NOTE FOR DEVELOPERS: I do not really expect this to be an acceptable final implementation, as it is a combination of overkill (who’s ever heard of BAGR6666 color?) and underkill (no YUV support), so, pending further notice do not use information from this post to make any plans or modifications to your engine or your backend. I am only using this as a direction for me to pursue while I await a final decision from full developers.
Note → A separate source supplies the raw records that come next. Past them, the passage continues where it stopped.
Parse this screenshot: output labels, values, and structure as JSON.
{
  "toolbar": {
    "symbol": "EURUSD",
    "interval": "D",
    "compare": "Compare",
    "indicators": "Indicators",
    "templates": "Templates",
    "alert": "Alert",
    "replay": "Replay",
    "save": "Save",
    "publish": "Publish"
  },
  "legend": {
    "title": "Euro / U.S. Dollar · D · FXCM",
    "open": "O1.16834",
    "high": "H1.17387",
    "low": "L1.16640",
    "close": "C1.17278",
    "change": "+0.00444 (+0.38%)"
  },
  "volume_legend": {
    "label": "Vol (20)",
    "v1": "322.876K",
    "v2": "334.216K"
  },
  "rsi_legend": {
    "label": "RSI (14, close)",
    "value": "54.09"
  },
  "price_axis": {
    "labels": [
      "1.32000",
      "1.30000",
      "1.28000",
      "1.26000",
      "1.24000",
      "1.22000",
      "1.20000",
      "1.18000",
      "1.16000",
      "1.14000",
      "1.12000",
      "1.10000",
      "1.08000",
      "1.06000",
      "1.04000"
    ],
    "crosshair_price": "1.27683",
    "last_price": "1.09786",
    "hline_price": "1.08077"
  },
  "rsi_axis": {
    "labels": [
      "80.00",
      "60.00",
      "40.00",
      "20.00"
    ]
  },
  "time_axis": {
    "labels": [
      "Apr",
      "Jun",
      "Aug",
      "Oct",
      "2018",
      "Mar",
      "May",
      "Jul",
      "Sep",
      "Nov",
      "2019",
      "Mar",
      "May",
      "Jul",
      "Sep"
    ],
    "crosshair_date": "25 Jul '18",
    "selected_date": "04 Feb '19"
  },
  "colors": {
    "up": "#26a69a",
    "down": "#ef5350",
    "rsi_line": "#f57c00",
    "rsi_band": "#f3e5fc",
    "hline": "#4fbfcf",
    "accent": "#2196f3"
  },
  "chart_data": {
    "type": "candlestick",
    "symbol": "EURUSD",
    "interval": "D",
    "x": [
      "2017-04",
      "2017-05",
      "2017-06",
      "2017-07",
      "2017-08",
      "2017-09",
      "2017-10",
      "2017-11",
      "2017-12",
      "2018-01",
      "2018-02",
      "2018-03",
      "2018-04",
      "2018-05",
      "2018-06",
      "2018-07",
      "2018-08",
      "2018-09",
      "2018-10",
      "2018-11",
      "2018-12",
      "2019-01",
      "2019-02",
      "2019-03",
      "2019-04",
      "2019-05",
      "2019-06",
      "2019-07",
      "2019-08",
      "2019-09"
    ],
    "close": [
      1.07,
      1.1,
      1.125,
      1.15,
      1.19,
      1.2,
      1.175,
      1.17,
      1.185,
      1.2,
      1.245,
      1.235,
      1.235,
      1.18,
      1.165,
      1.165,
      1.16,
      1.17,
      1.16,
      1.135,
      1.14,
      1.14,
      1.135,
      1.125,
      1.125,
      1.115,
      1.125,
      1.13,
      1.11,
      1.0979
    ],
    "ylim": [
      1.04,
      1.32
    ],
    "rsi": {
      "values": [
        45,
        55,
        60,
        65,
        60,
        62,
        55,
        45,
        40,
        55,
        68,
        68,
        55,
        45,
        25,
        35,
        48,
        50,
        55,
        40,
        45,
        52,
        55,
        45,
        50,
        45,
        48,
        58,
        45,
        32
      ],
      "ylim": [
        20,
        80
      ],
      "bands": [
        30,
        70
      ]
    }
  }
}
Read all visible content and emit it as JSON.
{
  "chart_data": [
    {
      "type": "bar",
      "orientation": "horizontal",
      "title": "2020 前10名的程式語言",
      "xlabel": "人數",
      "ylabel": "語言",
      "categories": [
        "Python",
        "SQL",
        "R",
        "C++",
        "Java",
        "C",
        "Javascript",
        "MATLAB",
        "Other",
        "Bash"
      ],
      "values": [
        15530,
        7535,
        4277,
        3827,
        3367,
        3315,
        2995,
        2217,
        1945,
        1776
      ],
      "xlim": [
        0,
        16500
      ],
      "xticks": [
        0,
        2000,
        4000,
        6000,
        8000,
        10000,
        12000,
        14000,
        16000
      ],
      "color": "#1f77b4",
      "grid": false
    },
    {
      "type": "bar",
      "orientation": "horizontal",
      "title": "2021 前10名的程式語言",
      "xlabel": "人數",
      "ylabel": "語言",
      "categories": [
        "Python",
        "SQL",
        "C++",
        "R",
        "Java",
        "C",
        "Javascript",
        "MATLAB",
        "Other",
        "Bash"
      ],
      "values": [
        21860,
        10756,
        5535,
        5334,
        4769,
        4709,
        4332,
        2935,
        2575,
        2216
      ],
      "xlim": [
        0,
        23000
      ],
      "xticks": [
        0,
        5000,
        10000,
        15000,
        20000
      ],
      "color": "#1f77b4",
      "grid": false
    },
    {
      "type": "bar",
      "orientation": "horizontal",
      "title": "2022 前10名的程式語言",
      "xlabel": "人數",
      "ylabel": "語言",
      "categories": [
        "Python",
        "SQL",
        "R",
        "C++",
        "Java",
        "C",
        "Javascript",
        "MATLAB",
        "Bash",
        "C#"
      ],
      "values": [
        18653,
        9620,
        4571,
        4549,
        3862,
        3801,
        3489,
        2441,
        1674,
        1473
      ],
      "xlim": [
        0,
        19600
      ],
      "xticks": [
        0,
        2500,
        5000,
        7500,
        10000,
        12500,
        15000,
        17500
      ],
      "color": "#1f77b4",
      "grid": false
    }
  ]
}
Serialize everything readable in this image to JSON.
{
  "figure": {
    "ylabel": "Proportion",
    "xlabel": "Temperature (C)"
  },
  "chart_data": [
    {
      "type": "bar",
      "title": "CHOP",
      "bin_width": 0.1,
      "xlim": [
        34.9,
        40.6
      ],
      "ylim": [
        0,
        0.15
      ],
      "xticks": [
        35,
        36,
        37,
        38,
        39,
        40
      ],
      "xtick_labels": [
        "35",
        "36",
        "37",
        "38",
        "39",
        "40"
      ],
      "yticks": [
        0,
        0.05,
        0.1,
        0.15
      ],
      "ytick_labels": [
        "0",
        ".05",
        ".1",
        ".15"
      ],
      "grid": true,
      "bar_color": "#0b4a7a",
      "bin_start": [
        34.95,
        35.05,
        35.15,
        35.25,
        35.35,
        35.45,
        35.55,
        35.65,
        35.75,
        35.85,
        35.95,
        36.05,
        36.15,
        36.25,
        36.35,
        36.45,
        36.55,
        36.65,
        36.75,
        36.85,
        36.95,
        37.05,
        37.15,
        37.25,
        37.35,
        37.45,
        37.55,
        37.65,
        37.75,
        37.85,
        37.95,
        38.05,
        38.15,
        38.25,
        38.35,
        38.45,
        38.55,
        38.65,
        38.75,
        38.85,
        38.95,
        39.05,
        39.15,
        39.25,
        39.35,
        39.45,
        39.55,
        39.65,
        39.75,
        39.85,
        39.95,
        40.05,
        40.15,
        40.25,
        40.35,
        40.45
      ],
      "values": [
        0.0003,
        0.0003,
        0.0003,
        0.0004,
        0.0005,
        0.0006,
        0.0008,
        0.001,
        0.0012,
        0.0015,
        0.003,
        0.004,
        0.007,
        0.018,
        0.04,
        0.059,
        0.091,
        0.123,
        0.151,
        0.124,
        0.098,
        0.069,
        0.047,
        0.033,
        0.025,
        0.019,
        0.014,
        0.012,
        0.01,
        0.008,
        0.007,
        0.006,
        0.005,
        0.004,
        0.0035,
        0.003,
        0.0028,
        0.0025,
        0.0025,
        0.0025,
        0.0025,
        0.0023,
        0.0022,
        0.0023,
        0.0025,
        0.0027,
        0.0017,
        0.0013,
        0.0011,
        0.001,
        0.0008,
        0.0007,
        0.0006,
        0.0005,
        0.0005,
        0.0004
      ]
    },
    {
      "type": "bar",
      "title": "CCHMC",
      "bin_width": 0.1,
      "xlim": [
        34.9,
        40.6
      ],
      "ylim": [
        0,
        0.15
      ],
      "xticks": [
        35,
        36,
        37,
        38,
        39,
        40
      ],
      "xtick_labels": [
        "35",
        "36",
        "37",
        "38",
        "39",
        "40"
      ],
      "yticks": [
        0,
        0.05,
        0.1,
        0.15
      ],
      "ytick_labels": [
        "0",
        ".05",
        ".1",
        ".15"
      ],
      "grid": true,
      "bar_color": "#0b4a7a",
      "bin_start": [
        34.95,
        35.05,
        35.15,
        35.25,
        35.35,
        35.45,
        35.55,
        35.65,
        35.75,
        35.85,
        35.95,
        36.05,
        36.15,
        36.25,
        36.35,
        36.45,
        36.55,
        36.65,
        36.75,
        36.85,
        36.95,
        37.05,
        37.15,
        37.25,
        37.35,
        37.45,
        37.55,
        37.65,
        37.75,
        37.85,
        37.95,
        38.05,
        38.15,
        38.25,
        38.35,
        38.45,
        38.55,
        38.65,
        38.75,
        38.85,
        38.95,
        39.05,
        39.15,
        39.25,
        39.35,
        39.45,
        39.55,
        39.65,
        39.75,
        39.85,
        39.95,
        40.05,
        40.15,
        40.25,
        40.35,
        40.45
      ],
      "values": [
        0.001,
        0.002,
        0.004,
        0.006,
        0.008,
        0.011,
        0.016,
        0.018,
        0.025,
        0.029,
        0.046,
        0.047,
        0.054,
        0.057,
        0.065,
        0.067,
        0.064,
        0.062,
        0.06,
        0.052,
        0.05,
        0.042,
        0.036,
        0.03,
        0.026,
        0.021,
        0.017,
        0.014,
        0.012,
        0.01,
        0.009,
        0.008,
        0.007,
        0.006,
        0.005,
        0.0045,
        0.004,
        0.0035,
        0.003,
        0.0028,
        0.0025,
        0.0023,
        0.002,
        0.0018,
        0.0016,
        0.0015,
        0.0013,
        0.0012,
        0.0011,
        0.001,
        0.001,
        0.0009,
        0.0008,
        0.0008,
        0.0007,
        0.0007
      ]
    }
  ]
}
After discussing the API a bit with my mentor, Sev, it has been determined that the game engine should initially request a bitdepth/pixelformat of the backend by means of an optional parameter passed to Engine::InitGraphics

There are still a few details that haven’t been determined, like:

• What happens when the engine requests an unsupported format;
• Should the parameter be a bitdepth (8, 16, 24, 32) a generic specifier (8, 555, 565, 1555, 888, 8888), a fully formed Graphics::PixelFormat object, or some other format not yet defined;
• Should any pixelformat conversions be performed if the engine and backend cannot agree on a directly supported format
• If so, should they be performed by the engine, or by the backend? or should it vary by circumstance?
• Probably many others that I haven’t considered yet

But, I am beginning to form a mental picture of how this thing will work, and I will, of course, discuss these remaining questions with Sev, and others, at the next opportunity.